Malaba tops Kenya’s ease of business 2012 index
Posted Tuesday, June 26 2012 at 21:11
High cost of business and lengthy registration procedures are denying Kenya growth momentum and potential jobs from small and medium sized enterprises, a new report on the ease of doing business has revealed.
The survey by the World Bank found that lengthy procedures for starting a business, weak enforcement of contracts and slow registration of property are key obstacles to entrepreneurship in key towns, especially in the capital Nairobi.
The World Bank’s ranking of selected cities and key towns shows that Malaba is the best place to do business in Kenya having toppled Narok, which held the position last year.
Speedy issuance of construction permits and better enforcement of contracts helped the town on the Kenya-Uganda border to improve its standing.
The ranking examines the business environment for SMEs in 13 towns, including Nairobi, Mombasa, Nakuru, Eldoret, Kisumu, Malaba, Thika, Nyeri, Kakamega, Isiolo, Narok, Garissa and Kilifi.
It does not cover large or foreign-owned businesses and focuses on four thematic areas: Ease of starting a business, ease of dealing with construction permits, ease of registering a property and ease of enforcing contracts.

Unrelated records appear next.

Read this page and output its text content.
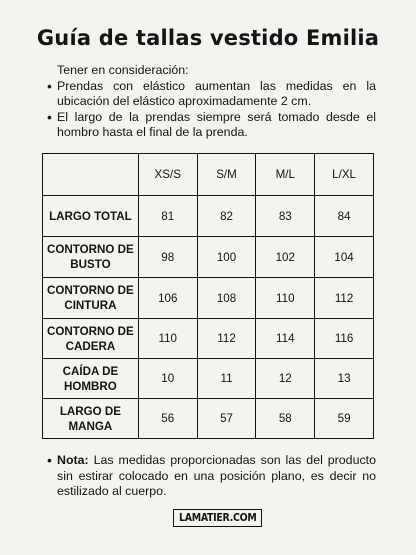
Guía de tallas vestido Emilia
Tener en consideración:
• Prendas con elástico aumentan las medidas en la ubicación del elástico aproximadamente 2 cm.
• El largo de la prendas siempre será tomado desde el hombro hasta el final de la prenda.
	XS/S	S/M	M/L	L/XL
LARGO TOTAL	81	82	83	84
CONTORNO DE BUSTO	98	100	102	104
CONTORNO DE CINTURA	106	108	110	112
CONTORNO DE CADERA	110	112	114	116
CAÍDA DE HOMBRO	10	11	12	13
LARGO DE MANGA	56	57	58	59
• Nota: Las medidas proporcionadas son las del producto sin estirar colocado en una posición plano, es decir no estilizado al cuerpo.
LAMATIER.COM
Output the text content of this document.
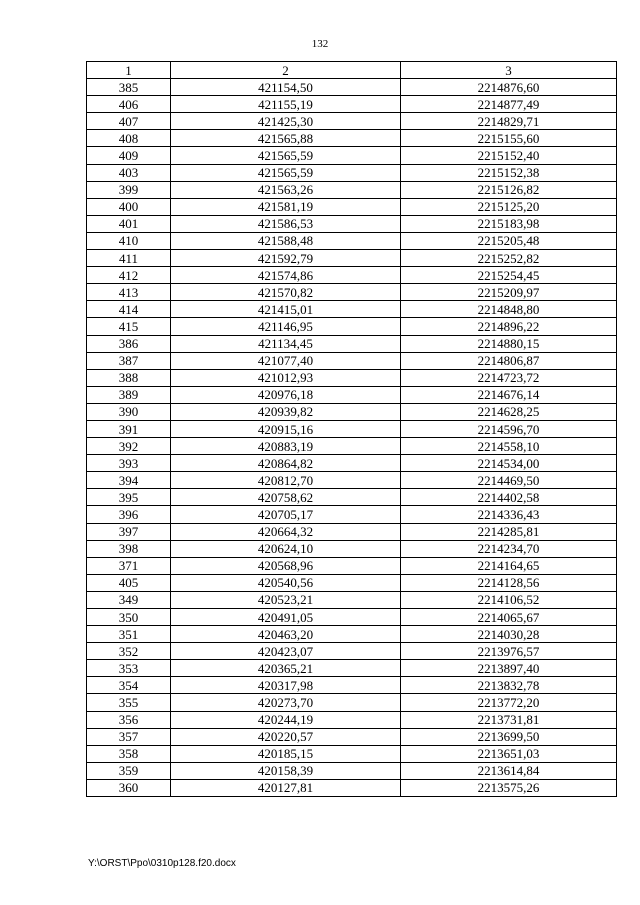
132
1	2	3
385	421154,50	2214876,60
406	421155,19	2214877,49
407	421425,30	2214829,71
408	421565,88	2215155,60
409	421565,59	2215152,40
403	421565,59	2215152,38
399	421563,26	2215126,82
400	421581,19	2215125,20
401	421586,53	2215183,98
410	421588,48	2215205,48
411	421592,79	2215252,82
412	421574,86	2215254,45
413	421570,82	2215209,97
414	421415,01	2214848,80
415	421146,95	2214896,22
386	421134,45	2214880,15
387	421077,40	2214806,87
388	421012,93	2214723,72
389	420976,18	2214676,14
390	420939,82	2214628,25
391	420915,16	2214596,70
392	420883,19	2214558,10
393	420864,82	2214534,00
394	420812,70	2214469,50
395	420758,62	2214402,58
396	420705,17	2214336,43
397	420664,32	2214285,81
398	420624,10	2214234,70
371	420568,96	2214164,65
405	420540,56	2214128,56
349	420523,21	2214106,52
350	420491,05	2214065,67
351	420463,20	2214030,28
352	420423,07	2213976,57
353	420365,21	2213897,40
354	420317,98	2213832,78
355	420273,70	2213772,20
356	420244,19	2213731,81
357	420220,57	2213699,50
358	420185,15	2213651,03
359	420158,39	2213614,84
360	420127,81	2213575,26
Y:\ORST\Ppo\0310p128.f20.docx
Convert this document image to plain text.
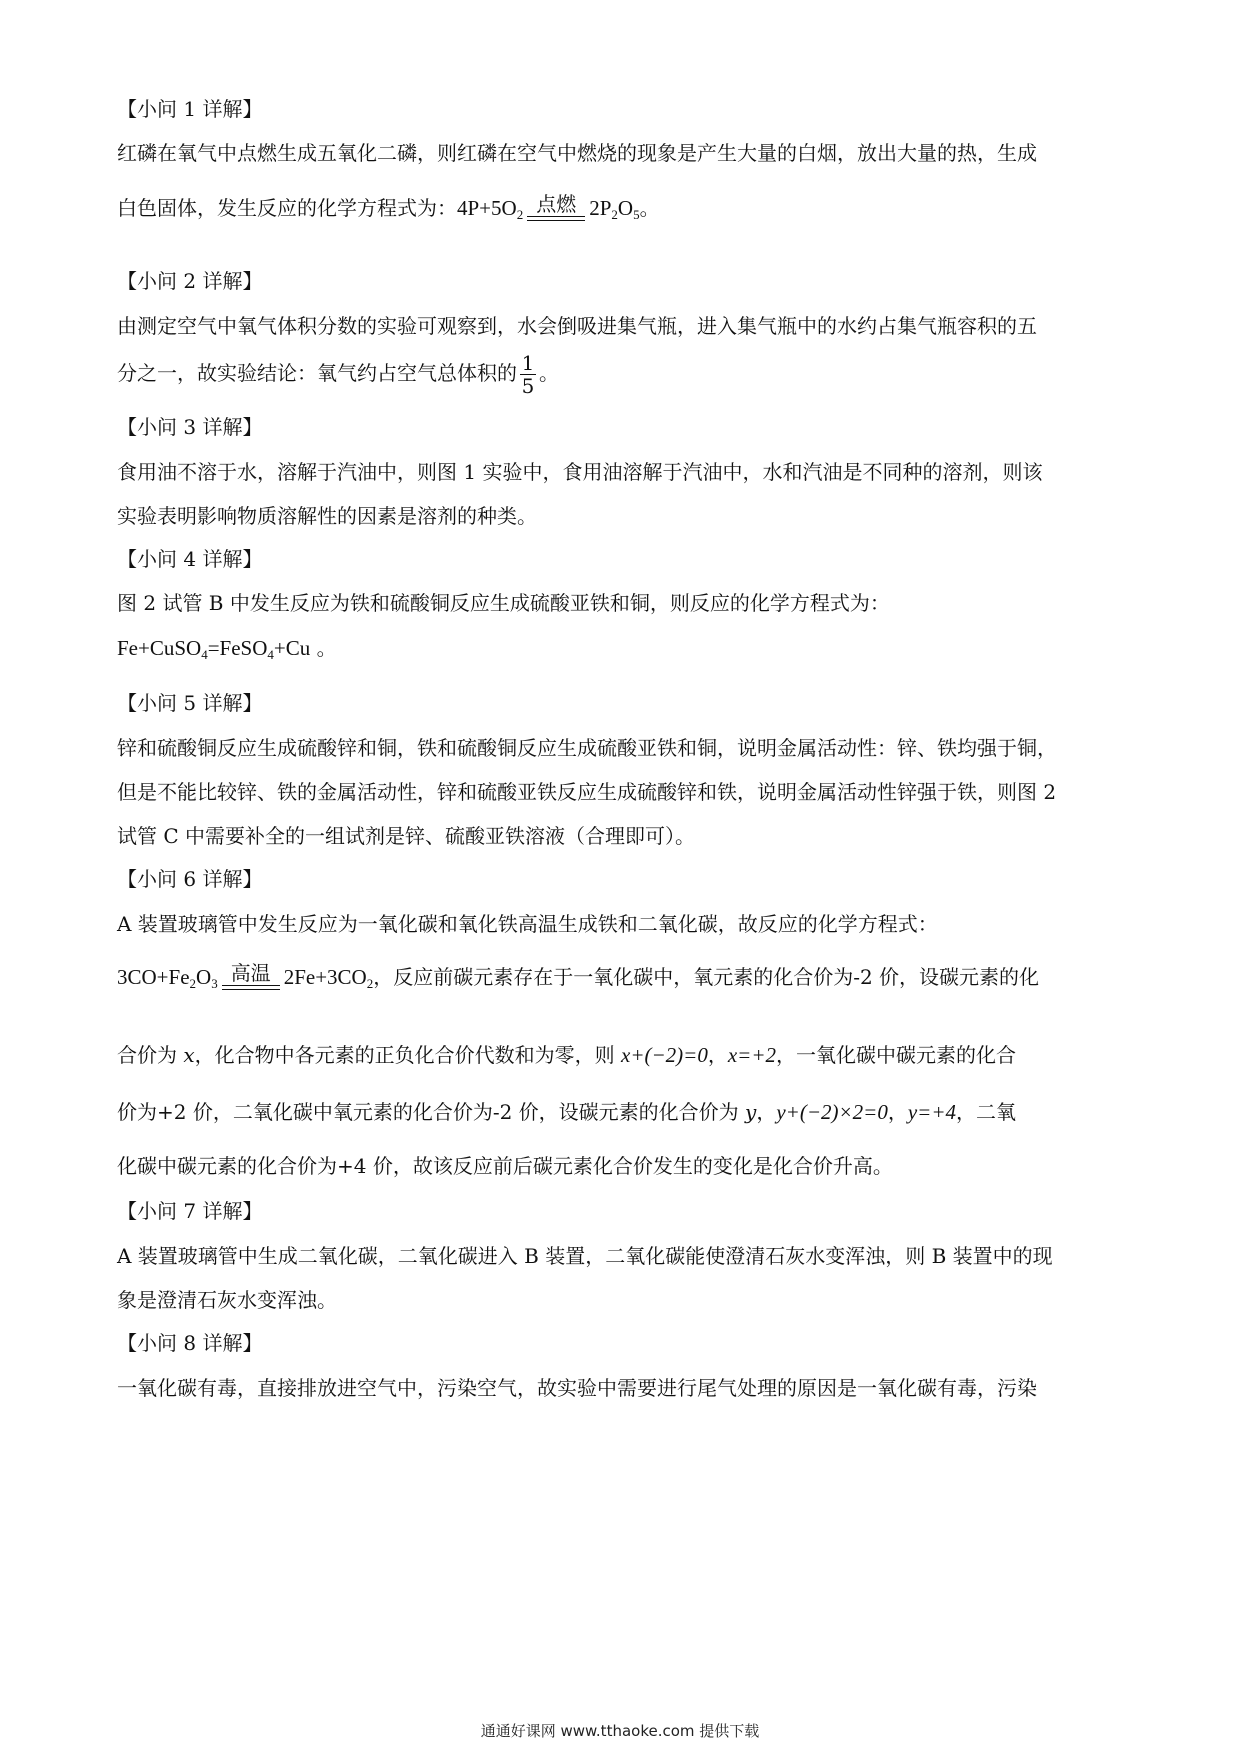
【小问 1 详解】
红磷在氧气中点燃生成五氧化二磷，则红磷在空气中燃烧的现象是产生大量的白烟，放出大量的热，生成
白色固体，发生反应的化学方程式为：$4P+5O_2$ 点燃 $2P_2O_5$。
【小问 2 详解】
由测定空气中氧气体积分数的实验可观察到，水会倒吸进集气瓶，进入集气瓶中的水约占集气瓶容积的五
分之一，故实验结论：氧气约占空气总体积的 $\frac{1}{5}$ 。
【小问 3 详解】
食用油不溶于水，溶解于汽油中，则图 1 实验中，食用油溶解于汽油中，水和汽油是不同种的溶剂，则该
实验表明影响物质溶解性的因素是溶剂的种类。
【小问 4 详解】
图 2 试管 B 中发生反应为铁和硫酸铜反应生成硫酸亚铁和铜，则反应的化学方程式为：
Fe+CuSO$_4$=FeSO$_4$+Cu 。
【小问 5 详解】
锌和硫酸铜反应生成硫酸锌和铜，铁和硫酸铜反应生成硫酸亚铁和铜，说明金属活动性：锌、铁均强于铜，
但是不能比较锌、铁的金属活动性，锌和硫酸亚铁反应生成硫酸锌和铁，说明金属活动性锌强于铁，则图 2
试管 C 中需要补全的一组试剂是锌、硫酸亚铁溶液（合理即可）。
【小问 6 详解】
A 装置玻璃管中发生反应为一氧化碳和氧化铁高温生成铁和二氧化碳，故反应的化学方程式：
$3CO+Fe_2O_3$ 高温 $2Fe+3CO_2$，反应前碳元素存在于一氧化碳中，氧元素的化合价为-2 价，设碳元素的化
合价为 x，化合物中各元素的正负化合价代数和为零，则 x+(−2)=0，x=+2，一氧化碳中碳元素的化合
价为+2 价，二氧化碳中氧元素的化合价为-2 价，设碳元素的化合价为 y，y+(−2)×2=0，y=+4，二氧
化碳中碳元素的化合价为+4 价，故该反应前后碳元素化合价发生的变化是化合价升高。
【小问 7 详解】
A 装置玻璃管中生成二氧化碳，二氧化碳进入 B 装置，二氧化碳能使澄清石灰水变浑浊，则 B 装置中的现
象是澄清石灰水变浑浊。
【小问 8 详解】
一氧化碳有毒，直接排放进空气中，污染空气，故实验中需要进行尾气处理的原因是一氧化碳有毒，污染
通通好课网 www.tthaoke.com 提供下载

The report says Malaba has in the past 12 months rolled out reform measures in key areas of issuance of permits and enforcement of contracts.
It now takes a businessperson 64 days to get a permit, putting the border town ahead of South Africa’s average of 127 days.
This year’s ranking, however, shows that Kenya has significantly improved the speed with which construction permits for warehouses are issued, taking position 37 out of the 183 countries surveyed.
“Kenya is among the fastest and cheapest economies in sub-Saharan Africa for dealing with construction permits,” says the report.
But East Africa’s largest economy’s ranking plummeted in key areas of enforcement of contracts, issuance of business permits and registration of property to stand at position 109 from position 78 in 2009 – out of 183 countries surveyed.
The World Bank said that economies that score well on issuance of permits tend to have rigorous but expeditious and transparent processes.
The ranking of countries is based on a detailed examination of the processes by which inspections are done and certificates issued before, during and after construction of a warehouse.
It examines the necessary approvals to build a simple commercial warehouse and to connect it to water, sewerage and a fixed telephone line.
More important for Kenyan policy makers is the finding that the cost of getting a permit in Kenya is much lower as a percentage of per capita income compared to sub-Saharan Africa’s average.